Pursuant to the Purchase Agreement, as of February 4, 2013 (the "Closing Date"),
the Purchasing Parties acquired all of the business, assets, properties,
contractual rights and other assets of the Sellers (other than certain excluded
assets) in exchange for consideration of (a) a cash amount of $12 million, (b)
the assumption of certain liabilities, and (c) the assumption of $36 million of
debt relating primarily to the issuance of a promissory note in the amount of
$34 million pursuant to the Term Loan Agreement described below.
At the closing, as part of the consideration for the assets, on February 4, 2013
the Company entered into a Term Loan Agreement with Synovus Bank (the "Term Loan
Agreement") pursuant to which it delivered a promissory note in the principal
amount of $34 million (the "Loan"). The Loan, which discharged and replaced
certain liabilities of the Sellers to Synovus Bank, has a five year maturity,
followed by five consecutive one-year extensions at the Company's discretion.
Interest accrues under the Loan at the London Interbank Offered Rate plus 1.50%.

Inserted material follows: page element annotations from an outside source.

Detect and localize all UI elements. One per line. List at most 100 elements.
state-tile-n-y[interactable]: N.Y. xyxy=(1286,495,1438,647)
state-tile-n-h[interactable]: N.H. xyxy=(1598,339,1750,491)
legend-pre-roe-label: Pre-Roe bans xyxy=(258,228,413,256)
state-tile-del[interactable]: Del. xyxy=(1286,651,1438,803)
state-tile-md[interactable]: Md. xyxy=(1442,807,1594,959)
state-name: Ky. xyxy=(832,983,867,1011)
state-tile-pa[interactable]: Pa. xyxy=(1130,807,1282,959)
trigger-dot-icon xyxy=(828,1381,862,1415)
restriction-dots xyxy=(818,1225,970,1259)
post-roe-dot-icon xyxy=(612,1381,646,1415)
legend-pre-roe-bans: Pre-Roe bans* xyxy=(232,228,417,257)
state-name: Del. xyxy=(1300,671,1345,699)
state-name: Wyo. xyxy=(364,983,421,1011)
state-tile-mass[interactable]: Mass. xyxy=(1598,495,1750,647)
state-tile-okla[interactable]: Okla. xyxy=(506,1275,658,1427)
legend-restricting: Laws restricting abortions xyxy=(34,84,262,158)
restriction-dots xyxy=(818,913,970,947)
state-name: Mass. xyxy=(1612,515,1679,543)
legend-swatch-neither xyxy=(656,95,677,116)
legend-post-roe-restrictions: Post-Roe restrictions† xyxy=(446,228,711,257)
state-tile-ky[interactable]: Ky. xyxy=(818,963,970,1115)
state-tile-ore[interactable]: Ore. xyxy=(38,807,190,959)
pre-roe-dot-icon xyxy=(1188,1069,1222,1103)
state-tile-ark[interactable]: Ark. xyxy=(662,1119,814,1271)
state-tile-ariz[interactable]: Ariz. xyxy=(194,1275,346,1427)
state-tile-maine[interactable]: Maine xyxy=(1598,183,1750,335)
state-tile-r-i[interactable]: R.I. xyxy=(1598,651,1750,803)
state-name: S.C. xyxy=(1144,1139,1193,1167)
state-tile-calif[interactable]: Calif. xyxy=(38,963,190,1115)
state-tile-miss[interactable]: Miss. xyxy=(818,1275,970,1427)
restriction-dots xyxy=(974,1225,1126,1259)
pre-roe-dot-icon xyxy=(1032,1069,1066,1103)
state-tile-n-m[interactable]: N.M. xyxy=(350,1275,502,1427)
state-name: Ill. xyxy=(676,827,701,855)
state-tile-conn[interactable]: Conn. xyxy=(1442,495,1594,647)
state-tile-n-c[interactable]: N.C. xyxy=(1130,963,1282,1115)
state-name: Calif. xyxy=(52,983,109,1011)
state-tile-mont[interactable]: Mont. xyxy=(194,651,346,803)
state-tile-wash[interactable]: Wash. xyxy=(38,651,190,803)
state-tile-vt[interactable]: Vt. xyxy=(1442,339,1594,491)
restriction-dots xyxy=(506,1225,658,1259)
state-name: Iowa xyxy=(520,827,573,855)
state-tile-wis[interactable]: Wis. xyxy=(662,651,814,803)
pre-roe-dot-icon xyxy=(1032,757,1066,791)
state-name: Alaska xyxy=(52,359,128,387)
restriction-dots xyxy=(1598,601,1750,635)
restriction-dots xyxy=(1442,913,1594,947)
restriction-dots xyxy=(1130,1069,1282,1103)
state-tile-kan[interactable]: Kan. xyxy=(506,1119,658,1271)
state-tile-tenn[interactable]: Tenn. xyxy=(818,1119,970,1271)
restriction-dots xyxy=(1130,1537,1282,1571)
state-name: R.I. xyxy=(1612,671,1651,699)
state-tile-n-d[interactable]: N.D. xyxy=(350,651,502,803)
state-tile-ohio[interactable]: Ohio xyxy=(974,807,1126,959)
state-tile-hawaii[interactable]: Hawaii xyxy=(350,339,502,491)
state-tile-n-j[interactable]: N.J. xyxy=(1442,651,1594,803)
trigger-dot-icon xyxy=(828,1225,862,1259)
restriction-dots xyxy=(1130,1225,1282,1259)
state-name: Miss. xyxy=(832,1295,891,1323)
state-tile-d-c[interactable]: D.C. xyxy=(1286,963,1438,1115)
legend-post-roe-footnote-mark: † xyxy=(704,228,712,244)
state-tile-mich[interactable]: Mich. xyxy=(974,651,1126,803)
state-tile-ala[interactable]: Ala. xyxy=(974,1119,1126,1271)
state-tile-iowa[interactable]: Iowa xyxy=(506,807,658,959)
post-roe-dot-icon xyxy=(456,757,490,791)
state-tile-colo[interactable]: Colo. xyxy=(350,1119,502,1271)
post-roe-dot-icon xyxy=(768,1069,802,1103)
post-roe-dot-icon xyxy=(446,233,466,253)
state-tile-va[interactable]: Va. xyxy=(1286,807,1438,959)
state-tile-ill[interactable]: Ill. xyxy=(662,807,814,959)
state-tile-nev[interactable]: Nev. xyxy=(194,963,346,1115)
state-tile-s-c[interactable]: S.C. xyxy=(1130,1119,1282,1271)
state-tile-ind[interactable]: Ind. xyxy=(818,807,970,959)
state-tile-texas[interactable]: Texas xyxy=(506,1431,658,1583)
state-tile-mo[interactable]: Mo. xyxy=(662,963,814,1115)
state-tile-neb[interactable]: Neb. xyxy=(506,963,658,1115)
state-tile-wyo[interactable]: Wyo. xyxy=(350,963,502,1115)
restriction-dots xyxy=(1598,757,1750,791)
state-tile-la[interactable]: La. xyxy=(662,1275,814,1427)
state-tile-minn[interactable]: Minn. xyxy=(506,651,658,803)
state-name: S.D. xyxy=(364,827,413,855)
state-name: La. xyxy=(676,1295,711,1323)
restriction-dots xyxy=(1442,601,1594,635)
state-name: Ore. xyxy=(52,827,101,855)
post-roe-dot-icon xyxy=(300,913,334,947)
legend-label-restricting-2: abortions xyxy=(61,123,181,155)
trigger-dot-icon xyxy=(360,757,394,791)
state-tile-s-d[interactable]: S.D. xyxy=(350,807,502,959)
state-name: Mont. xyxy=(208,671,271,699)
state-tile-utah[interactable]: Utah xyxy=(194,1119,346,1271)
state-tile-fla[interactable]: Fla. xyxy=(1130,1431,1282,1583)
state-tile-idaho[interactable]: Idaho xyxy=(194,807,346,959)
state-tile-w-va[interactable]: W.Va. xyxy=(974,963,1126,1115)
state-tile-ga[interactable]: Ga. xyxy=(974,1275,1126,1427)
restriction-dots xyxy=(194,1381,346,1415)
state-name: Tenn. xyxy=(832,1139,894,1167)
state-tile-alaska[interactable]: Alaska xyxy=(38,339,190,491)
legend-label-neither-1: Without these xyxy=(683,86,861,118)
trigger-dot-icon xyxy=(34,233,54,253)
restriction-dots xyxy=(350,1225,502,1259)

The obligations of the Company under the Term Loan Agreement may be accelerated
upon the occurrence of an event of default under the Term Loan Agreement, which
includes customary events of default, including payment defaults, defaults in
the performance of affirmative and negative covenants, the inaccuracy of
representations or warranties, cross-defaults related to indebtedness under the
Company's other credit facility, bankruptcy and insolvency related defaults, and
defaults with respect to the termination or limitation of guarantees of the Loan
by the Company's subsidiaries. The Term Loan Agreement contains negative
covenants applicable to the Borrower and its subsidiaries, including
restrictions on liens, indebtedness, fundamental changes to the Borrower's
business, certain dispositions of property, any change of control of the
Company, or the imposition of restrictions on payments under the Term Loan
Agreement.
The Purchase Agreement further provides for payment by the Purchasing Parties of
an additional $7 million for excess working capital, subject to a post-closing
adjustment, and also contains customary terms and conditions contained in
agreements of this type, including representations and warranties by both
parties; non-compete and non-solicitation covenants against the Sellers;
customary and reciprocal indemnification provisions; and a guarantee by the
Company of the Purchaser's obligations under the Purchase Agreement. The
Purchase Agreement also provides that Sellers will remain liable for any
obligations and liabilities arising out of the Sellers' business on or before
the Closing Date, other than certain expressly assumed liabilities.
The foregoing summary is qualified in its entirety by reference to the text of
the Purchase Agreement and the Term Loan Agreement, copies of which will be
filed as exhibits to the Company's Annual Report on Form 10-K as required.
Item 2.01. Completion of Acquisition of Disposition of Assets
To the extent required by Item 2.01 of Form 8-K, the information contained or
incorporated in Item 1.01 of this Form 8-K is incorporated by reference in this
Item 2.01.
Item 2.03. Creation of a Direct Financial Obligation or an Obligation under an
Off-Balance Sheet Arrangement of a Registrant
To the extent required by Item 2.03 of Form 8-K, the information contained or incorporated in Item 1.01 of this Form 8-K with respect to the Loan is incorporated by reference in this Item 2.03. Item 9.01. Financial Statements and Exhibits.
(d) Exhibits
99.1 Press Release of the Company dated February 6, 2013.